Menilik Aturan Baru MK: Kampanye di Sekolah, Antara Edukasi dan Kontroversi Politik

Putusan Mahkamah Konstitusi (MK) Nomor 65/PUU-XXI/2023 telah menciptakan dinamika baru dalam lanskap politik nasional. Inti dari putusan ini adalah diperbolehkannya kampanye di sekolah dan fasilitas pemerintah, dengan syarat tidak menggunakan atribut kampanye dan mendapatkan izin dari penanggung jawab tempat. Keputusan ini memicu perdebatan, menempatkan praktik kampanye di sekolah di antara potensi edukasi politik yang konstruktif dan risiko kontroversi yang menyertainya.

Secara historis, larangan kampanye di sekolah bertujuan untuk menjaga netralitas institusi pendidikan dari hiruk pikuk politik praktis, serta melindungi siswa dari potensi indoktrinasi. Namun, dengan adanya putusan MK ini, argumen yang muncul adalah bahwa lingkungan pendidikan dapat menjadi wadah yang ideal untuk pendidikan politik yang lebih mendalam. Ini memberikan kesempatan bagi para siswa dan mahasiswa untuk berinteraksi langsung dengan peserta pemilu, memahami visi, misi, dan program kerja mereka, sehingga diharapkan dapat meningkatkan literasi politik dan partisipasi yang lebih cerdas.

Dewan Pendidikan DIY, melalui ketuanya Sutrisna Wibawa, menyambut baik putusan ini, asalkan kegiatan di kampanye di sekolah tersebut bersifat akademis, seperti seminar, studium generale, atau diskusi panel. Hal ini dinilai mampu membentuk pemilih yang kritis dan objektif. Sebagai contoh, pada tanggal 28 Agustus 2023, sebuah dialog publik mengenai putusan ini diadakan di sebuah universitas di Yogyakarta, membahas bagaimana sekolah dapat berperan dalam menyajikan informasi politik secara netral dan edukatif.

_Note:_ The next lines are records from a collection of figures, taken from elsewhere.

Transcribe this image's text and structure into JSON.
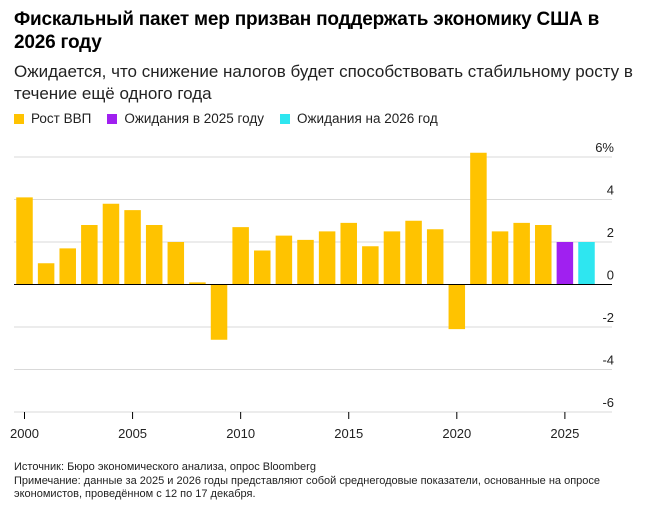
{
  "header": {
    "title": "Фискальный пакет мер призван поддержать экономику США в 2026 году",
    "subtitle": "Ожидается, что снижение налогов будет способствовать стабильному росту в течение ещё одного года"
  },
  "legend": [
    {
      "label": "Рост ВВП",
      "color": "#FFC300"
    },
    {
      "label": "Ожидания в 2025 году",
      "color": "#A020F0"
    },
    {
      "label": "Ожидания на 2026 год",
      "color": "#2EE6F0"
    }
  ],
  "footer": {
    "source": "Источник: Бюро экономического анализа, опрос Bloomberg",
    "note": "Примечание: данные за 2025 и 2026 годы представляют собой среднегодовые показатели, основанные на опросе экономистов, проведённом с 12 по 17 декабря."
  },
  "chart_data": {
    "type": "bar",
    "title": "Фискальный пакет мер призван поддержать экономику США в 2026 году",
    "ylabel": "",
    "xlabel": "",
    "ylim": [
      -6,
      6
    ],
    "y_ticks": [
      "6%",
      "4",
      "2",
      "0",
      "-2",
      "-4",
      "-6"
    ],
    "y_tick_values": [
      6,
      4,
      2,
      0,
      -2,
      -4,
      -6
    ],
    "x_ticks": [
      "2000",
      "2005",
      "2010",
      "2015",
      "2020",
      "2025"
    ],
    "x_tick_values": [
      2000,
      2005,
      2010,
      2015,
      2020,
      2025
    ],
    "series": [
      {
        "name": "Рост ВВП",
        "color": "#FFC300",
        "x": [
          2000,
          2001,
          2002,
          2003,
          2004,
          2005,
          2006,
          2007,
          2008,
          2009,
          2010,
          2011,
          2012,
          2013,
          2014,
          2015,
          2016,
          2017,
          2018,
          2019,
          2020,
          2021,
          2022,
          2023,
          2024
        ],
        "values": [
          4.1,
          1.0,
          1.7,
          2.8,
          3.8,
          3.5,
          2.8,
          2.0,
          0.1,
          -2.6,
          2.7,
          1.6,
          2.3,
          2.1,
          2.5,
          2.9,
          1.8,
          2.5,
          3.0,
          2.6,
          -2.1,
          6.2,
          2.5,
          2.9,
          2.8
        ]
      },
      {
        "name": "Ожидания в 2025 году",
        "color": "#A020F0",
        "x": [
          2025
        ],
        "values": [
          2.0
        ]
      },
      {
        "name": "Ожидания на 2026 год",
        "color": "#2EE6F0",
        "x": [
          2026
        ],
        "values": [
          2.0
        ]
      }
    ]
  }
}
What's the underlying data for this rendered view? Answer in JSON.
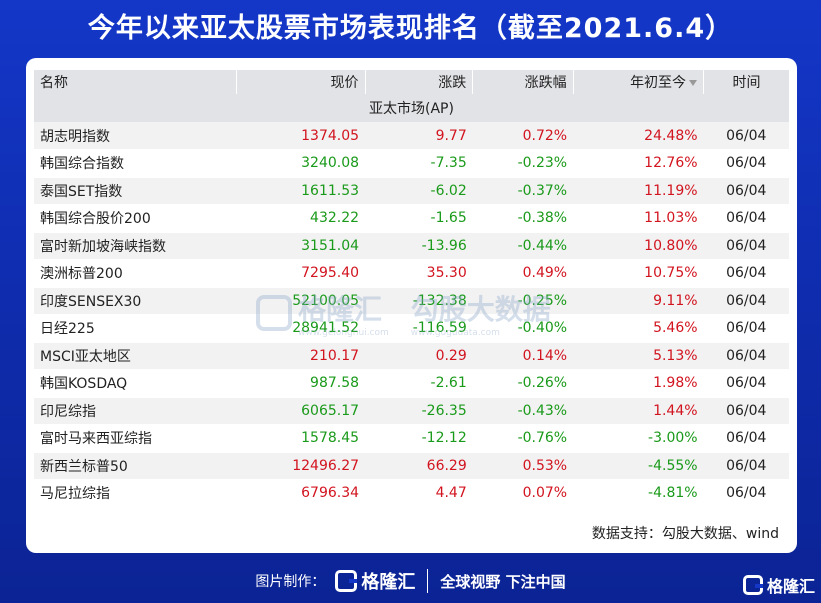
{
  "title": "今年以来亚太股票市场表现排名（截至2021.6.4）",
  "table": {
    "headers": {
      "name": "名称",
      "price": "现价",
      "change": "涨跌",
      "change_pct": "涨跌幅",
      "ytd": "年初至今",
      "time": "时间"
    },
    "section_label": "亚太市场(AP)",
    "rows": [
      {
        "name": "胡志明指数",
        "price": "1374.05",
        "change": "9.77",
        "change_pct": "0.72%",
        "ytd": "24.48%",
        "time": "06/04",
        "dir": "up",
        "ytd_dir": "up"
      },
      {
        "name": "韩国综合指数",
        "price": "3240.08",
        "change": "-7.35",
        "change_pct": "-0.23%",
        "ytd": "12.76%",
        "time": "06/04",
        "dir": "down",
        "ytd_dir": "up"
      },
      {
        "name": "泰国SET指数",
        "price": "1611.53",
        "change": "-6.02",
        "change_pct": "-0.37%",
        "ytd": "11.19%",
        "time": "06/04",
        "dir": "down",
        "ytd_dir": "up"
      },
      {
        "name": "韩国综合股价200",
        "price": "432.22",
        "change": "-1.65",
        "change_pct": "-0.38%",
        "ytd": "11.03%",
        "time": "06/04",
        "dir": "down",
        "ytd_dir": "up"
      },
      {
        "name": "富时新加坡海峡指数",
        "price": "3151.04",
        "change": "-13.96",
        "change_pct": "-0.44%",
        "ytd": "10.80%",
        "time": "06/04",
        "dir": "down",
        "ytd_dir": "up"
      },
      {
        "name": "澳洲标普200",
        "price": "7295.40",
        "change": "35.30",
        "change_pct": "0.49%",
        "ytd": "10.75%",
        "time": "06/04",
        "dir": "up",
        "ytd_dir": "up"
      },
      {
        "name": "印度SENSEX30",
        "price": "52100.05",
        "change": "-132.38",
        "change_pct": "-0.25%",
        "ytd": "9.11%",
        "time": "06/04",
        "dir": "down",
        "ytd_dir": "up"
      },
      {
        "name": "日经225",
        "price": "28941.52",
        "change": "-116.59",
        "change_pct": "-0.40%",
        "ytd": "5.46%",
        "time": "06/04",
        "dir": "down",
        "ytd_dir": "up"
      },
      {
        "name": "MSCI亚太地区",
        "price": "210.17",
        "change": "0.29",
        "change_pct": "0.14%",
        "ytd": "5.13%",
        "time": "06/04",
        "dir": "up",
        "ytd_dir": "up"
      },
      {
        "name": "韩国KOSDAQ",
        "price": "987.58",
        "change": "-2.61",
        "change_pct": "-0.26%",
        "ytd": "1.98%",
        "time": "06/04",
        "dir": "down",
        "ytd_dir": "up"
      },
      {
        "name": "印尼综指",
        "price": "6065.17",
        "change": "-26.35",
        "change_pct": "-0.43%",
        "ytd": "1.44%",
        "time": "06/04",
        "dir": "down",
        "ytd_dir": "up"
      },
      {
        "name": "富时马来西亚综指",
        "price": "1578.45",
        "change": "-12.12",
        "change_pct": "-0.76%",
        "ytd": "-3.00%",
        "time": "06/04",
        "dir": "down",
        "ytd_dir": "down"
      },
      {
        "name": "新西兰标普50",
        "price": "12496.27",
        "change": "66.29",
        "change_pct": "0.53%",
        "ytd": "-4.55%",
        "time": "06/04",
        "dir": "up",
        "ytd_dir": "down"
      },
      {
        "name": "马尼拉综指",
        "price": "6796.34",
        "change": "4.47",
        "change_pct": "0.07%",
        "ytd": "-4.81%",
        "time": "06/04",
        "dir": "up",
        "ytd_dir": "down"
      }
    ]
  },
  "source": "数据支持：勾股大数据、wind",
  "watermark": {
    "brand": "格隆汇",
    "brand_url": "www.gelonghui.com",
    "data_brand": "勾股大数据",
    "data_url": "www.gogudata.com"
  },
  "footer": {
    "credit": "图片制作：",
    "brand": "格隆汇",
    "slogan": "全球视野 下注中国"
  },
  "corner_brand": "格隆汇",
  "colors": {
    "up": "#d2141f",
    "down": "#1a9a1a",
    "background": "#1437c8"
  }
}
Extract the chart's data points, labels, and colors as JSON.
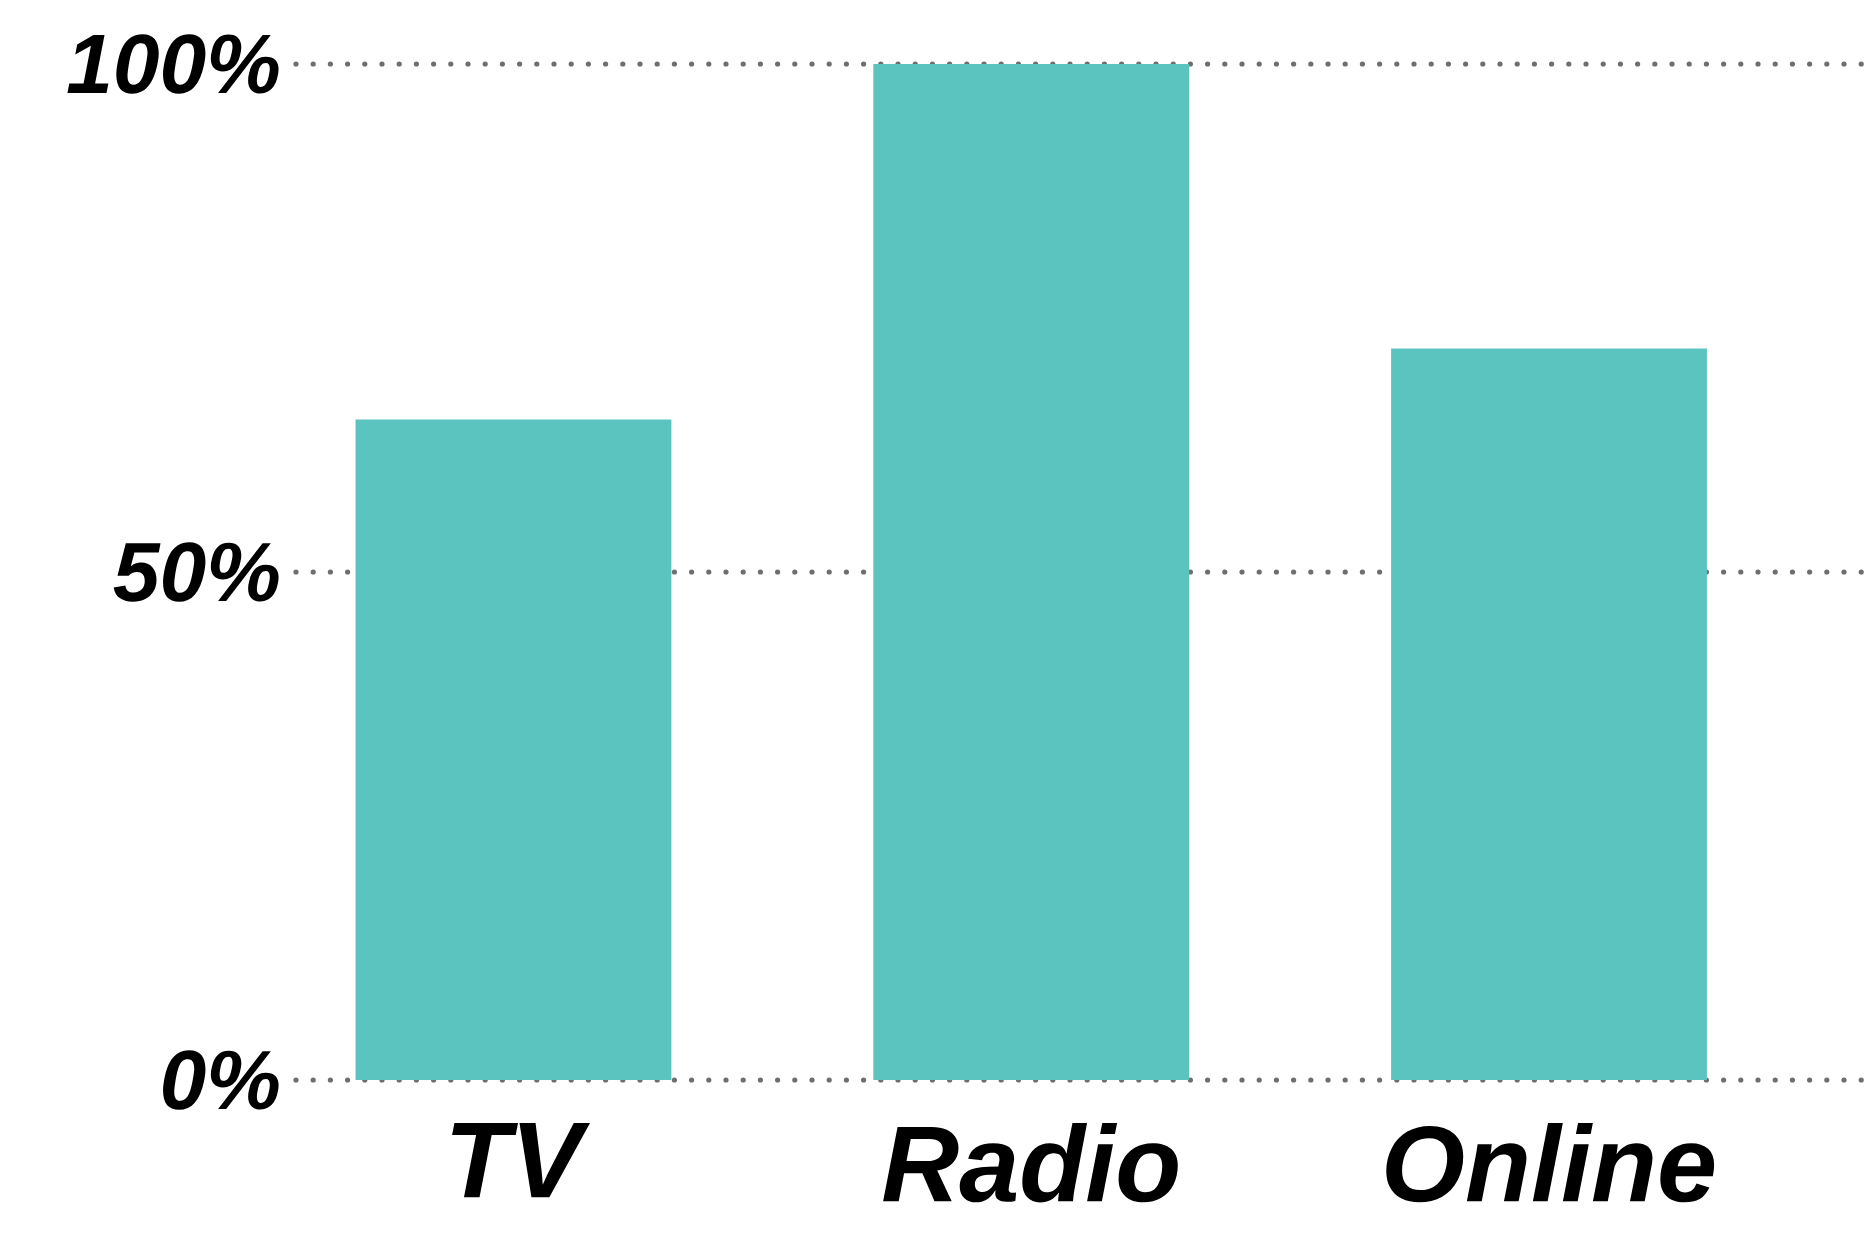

Meskipun demikian, ada kekhawatiran yang tidak dapat diabaikan. Potensi politisasi siswa, gangguan terhadap kegiatan belajar mengajar, serta tekanan terhadap netralitas guru dan pihak sekolah menjadi isu utama. Meskipun aturan melarang penggunaan atribut kampanye, menjaga batas antara diskusi edukatif dan ajakan memilih secara langsung akan menjadi tantangan. Pengawasan ketat dari Badan Pengawas Pemilu (Bawaslu), pihak sekolah, dan partisipasi aktif dari masyarakat pengawas akan sangat dibutuhkan untuk memastikan bahwa aturan ini tidak disalahgunakan.

Pada akhirnya, kebijakan tentang kampanye di sekolah ini adalah sebuah tantangan sekaligus peluang. Jika diimplementasikan dengan pengawasan yang ketat, pedoman yang jelas, dan komitmen semua pihak untuk mengedepankan aspek edukasi, putusan ini berpotensi besar untuk mematangkan pendidikan politik dan kualitas demokrasi di Indonesia. Namun, jika tidak, risiko kontroversi dan perpecahan di lingkungan pendidikan bisa menjadi konsekuensi yang tidak diinginkan.